Vertrag zwischen Produzent und Distributor — dieser erhält alle künftigen Filme eines Studios für einen definierten Zeitraum. Typisch für größere Produktionshäuser, die regelmäßig liefern.
Ein Output Deal bindet die gesamte Produktionskapazität eines Studios an einen einzelnen Distributor — für einen festgelegten Zeitraum liefert der Produzent alle seine Filme an diesen Partner. Das klingt restriktiv, ist aber für größere Häuser, die konstant liefern müssen, oft die wirtschaftlich intelligentere Lösung als Film-für-Film-Verhandlungen.
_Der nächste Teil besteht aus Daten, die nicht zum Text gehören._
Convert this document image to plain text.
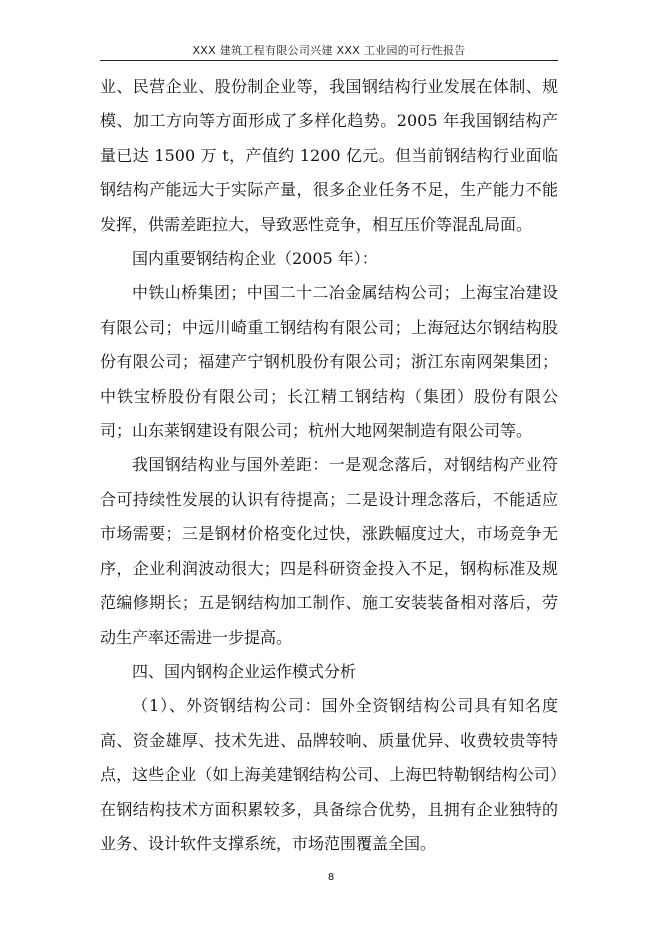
XXX 建筑工程有限公司兴建 XXX 工业园的可行性报告

业、民营企业、股份制企业等，我国钢结构行业发展在体制、规模、加工方向等方面形成了多样化趋势。2005 年我国钢结构产量已达 1500 万 t，产值约 1200 亿元。但当前钢结构行业面临钢结构产能远大于实际产量，很多企业任务不足，生产能力不能发挥，供需差距拉大，导致恶性竞争，相互压价等混乱局面。

国内重要钢结构企业（2005 年）：

中铁山桥集团；中国二十二冶金属结构公司；上海宝冶建设有限公司；中远川崎重工钢结构有限公司；上海冠达尔钢结构股份有限公司；福建产宁钢机股份有限公司；浙江东南网架集团；中铁宝桥股份有限公司；长江精工钢结构（集团）股份有限公司；山东莱钢建设有限公司；杭州大地网架制造有限公司等。

我国钢结构业与国外差距：一是观念落后，对钢结构产业符合可持续性发展的认识有待提高；二是设计理念落后，不能适应市场需要；三是钢材价格变化过快，涨跌幅度过大，市场竞争无序，企业利润波动很大；四是科研资金投入不足，钢构标准及规范编修期长；五是钢结构加工制作、施工安装装备相对落后，劳动生产率还需进一步提高。

四、国内钢构企业运作模式分析

（1）、外资钢结构公司：国外全资钢结构公司具有知名度高、资金雄厚、技术先进、品牌较响、质量优异、收费较贵等特点，这些企业（如上海美建钢结构公司、上海巴特勒钢结构公司）在钢结构技术方面积累较多，具备综合优势，且拥有企业独特的业务、设计软件支撑系统，市场范围覆盖全国。

8
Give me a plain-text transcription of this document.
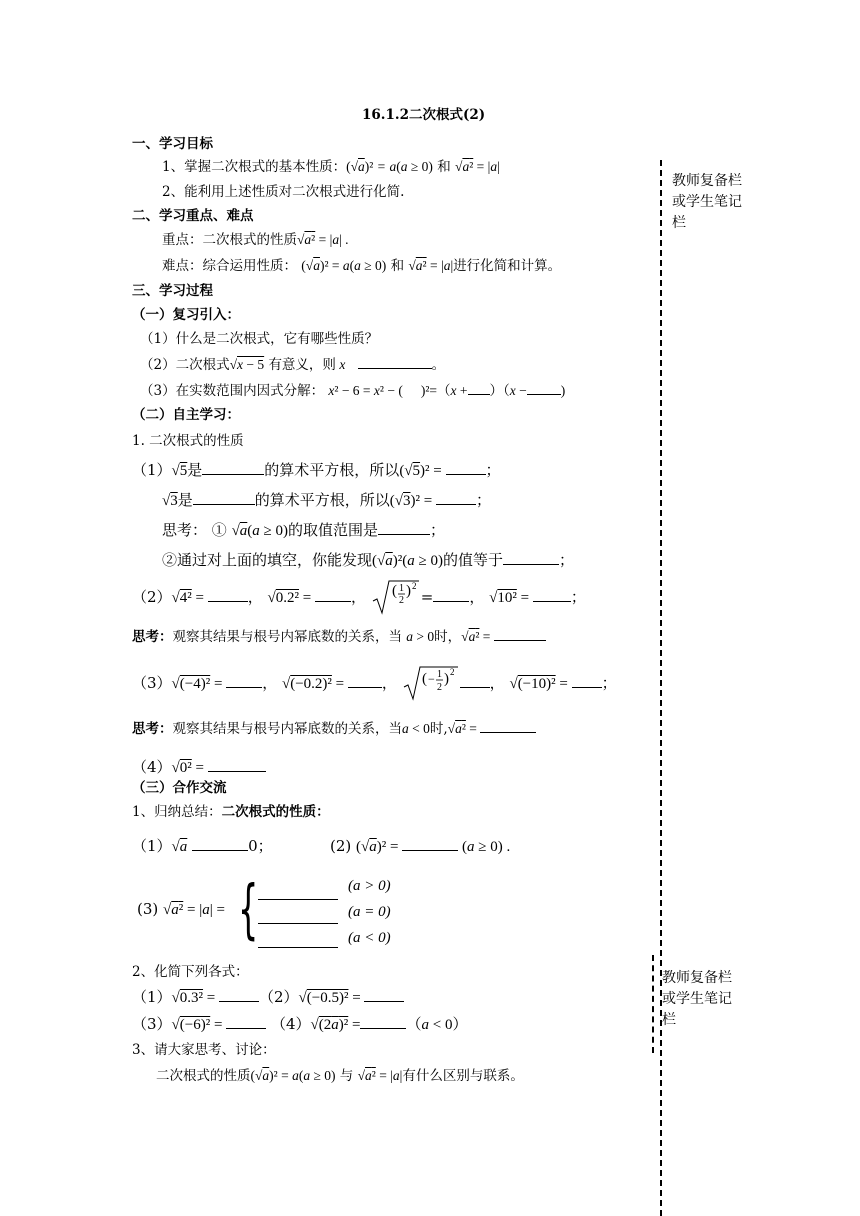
16.1.2二次根式(2)
教师复备栏
或学生笔记
栏
教师复备栏
或学生笔记
栏
一、学习目标
1、掌握二次根式的基本性质：(√a)² = a(a ≥ 0) 和 √a² = |a|
2、能利用上述性质对二次根式进行化简.
二、学习重点、难点
重点：二次根式的性质√a² = |a| .
难点：综合运用性质： (√a)² = a(a ≥ 0) 和 √a² = |a|进行化简和计算。
三、学习过程
（一）复习引入：
（1）什么是二次根式，它有哪些性质？
（2）二次根式√x − 5 有意义，则 x	。
（3）在实数范围内因式分解： x² − 6 = x² − ( )²=（x + ）（x −	)
（二）自主学习：
1. 二次根式的性质
（1）√5是	的算术平方根，所以(√5)² =	；
√3是	的算术平方根，所以(√3)² =	；
思考： ① √a(a ≥ 0)的取值范围是	；
②通过对上面的填空，你能发现(√a)²(a ≥ 0)的值等于	；
（2）√4² =	， √0.2² = ， ( 1
2
) 2
= ， √10² =	；
思考：观察其结果与根号内幂底数的关系，当 a > 0时，√a² =
（3）√(−4)² = ， √(−0.2)² = ， ( − 1
2
) 2
， √(−10)² = ；
思考：观察其结果与根号内幂底数的关系，当a < 0时,√a² =
（4）√0² =
（三）合作交流
1、归纳总结：二次根式的性质：
（1）√a	0；	(2) (√a)² =	(a ≥ 0) .
(3) √a² = |a| = {	(a > 0)
(a = 0)
(a < 0)
2、化简下列各式：
（1）√0.3² =	（2）√(−0.5)² =
（3）√(−6)² =	（4）√(2a)² =	（a < 0）
3、请大家思考、讨论：
二次根式的性质(√a)² = a(a ≥ 0) 与 √a² = |a|有什么区别与联系。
Die Mechanik im Set-Alltag: Du merkst von so einem Deal vor allem indirekt — durch die Budgetvorgaben, die Produktionsplanung und die Creative Controls, die dem Distributor zustehen. Ein Studio unter Output Deal weiß drei Jahre im Voraus, wie viele Features es drehen muss, in welchen Genres, mit welchen Budgets. Das stabilisiert die Personalplanung, die Kameratechnik-Ausstattung, sogar die Schnitt-Suite-Auslastung. Für uns Techniker bedeutet das: verlässliche Arbeit, aber auch weniger Flexibilität bei technischen Spielereien — der Distributor hat ein Interesse daran, dass die Filme « on brand » bleiben.
Praktisch sieht das so aus: Das Studio erhält eine Gesamtzahlung oder monatliche Guarantee von Seiten des Distributors. Dafür muss es eine bestimmte Anzahl Filme liefern — meist 3–5 pro Jahr, in definierten Kategorien (Action, Horror, Drama). Der Distributor kontrolliert damit seine Pipeline, seine Kinokalender, seine Streaming-Plattform-Ausstattung. Umgekehrt kann das Produktionsteam planen wie mit einem Arbeitgeber. Es gibt weniger Überraschungen beim Financing, weniger Drama über Rechte-Splits nach Release.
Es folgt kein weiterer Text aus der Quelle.